Sömestir Bitmeden Mutlaka Gidip Görmeniz Gereken Karın En Çok Yakıştığı Şehir Bolu'da Gezilecek 13 Yer

İstanbul ve Ankara’da yaşıyorsak yeşile hasret kalıyoruz her büyükşehir yaşayanı gibi. Hele bir de çalışıyorsak 2 günlük hafta sonu bizim için pek kıymetli oluyor.

Aşağıda belirttiğim rotaların her biri, bir hafta sonu tatili olabilir. Hal böyle olunca aslında Bolu'da, 3-4 aylık bir hafta sonu periyodunda sürekli keyifle gezebilecek, huzur bulacak bir şeyler bulabilirsiniz.

Fotoğrafların devamını Instagram'da @seymen.b sayfasından da görebilirsiniz.

Bolu’nun 13 km güneyinde bulunan bir göl: Gölcük.

Bolu’nun 13 km güneyinde bulunan bir göl. Etrafı çam ve köknar ağaçları ile kaplı olan gölün kışın kar altındaki görüntüsü gerçekten insanı heyecanlandıracak cinsten. Bölgeye araçla şehir merkezinden max. 20 dakikada ulaşabilirsiniz. Aracınızı park ettikten sonra, göl çevresinde yürüyüş yapabilir, restoranda bir şeyler atıştırabilirsiniz. Araçla gölün çok yakınına kadar gidebilirsiniz.

Bolu'nun sağlık kaynağı suları: Akkaya Travertenleri.

Travertenler sadece Pamukkale’de var diye düşünüyor çoğu insan. Ama Bolu’da da bulunuyor. Bölge halkı tarafından, sağlıklı su olarak nitelendirilen Akkaya’ya giriş ücreti 4 TL. Mudurnu yolu üzerinde, Çepni Köyü civarında yer alıyor. Burasıyla ilgili tecrübemi ana sayfada blog yazılarım üzerinden ulaşabilirsiniz. Detaylıca belirttim her şeyi.

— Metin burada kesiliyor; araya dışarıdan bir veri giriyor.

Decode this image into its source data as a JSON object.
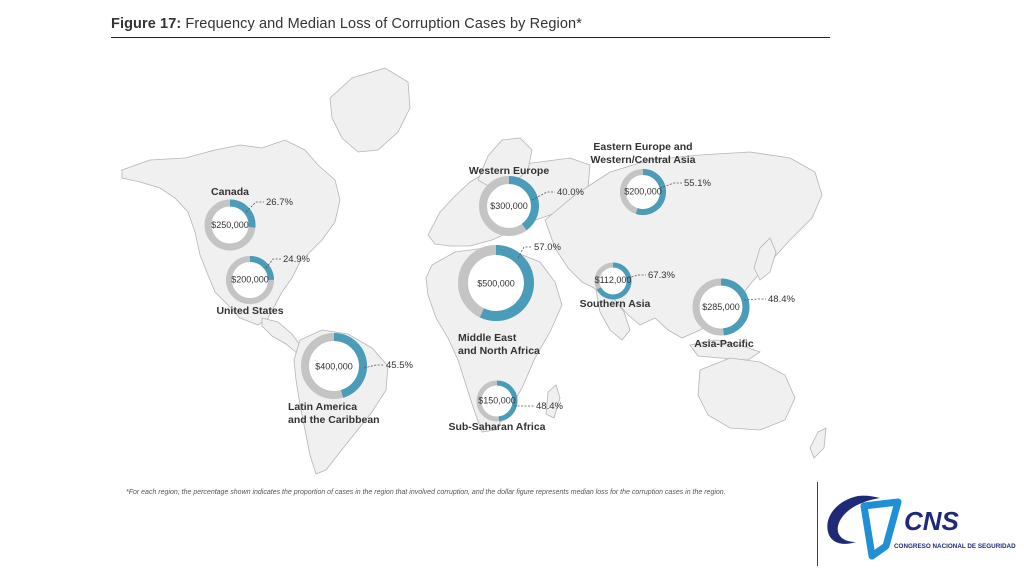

Buram buram tarih kokan bir ilçe: Mudurnu.

Mudurnu ne güzel yermiş yahu! Çarşısı, esnafı, konakları, saat kulesi ile inanılmaz bir ilçe kesinlikle. 5100 nüfuslu bu ilçede kesinlikle eski bir konakta 1 gece konaklamanızı öneriyorum. Ben Mudurnu’nun en eski otellerinden Keyvanlar Konağı tercih ettim. İçinde sediri olan, banyosu aynı Osmanlı zamanındaki gibi dolap içinde gömülü bir konak odasında tarihi bir yolculuk yaparcasına bir gece geçirdim. Yine sabahına teyzelerimin elinden gözlemeler, bazlamalar, reçeller de yenildikten sonra Mudurnu’da önce saat kulesine doğru sonra ilçe merkezine doğru keyifli bir tur yaptım. Her sokak bir tarih, her dükkan bir hatırayla dolu Mudurnu’da. Terzi, kaynakçı, bakırcı hepsinin özel bir hatırası var Mudurnu’da. Zaten dükkan önlerinde bulunan 'eskiden böyleydi' dercesine duran nostalji fotoğrafları hoş bir duygu bırakıyor insanda.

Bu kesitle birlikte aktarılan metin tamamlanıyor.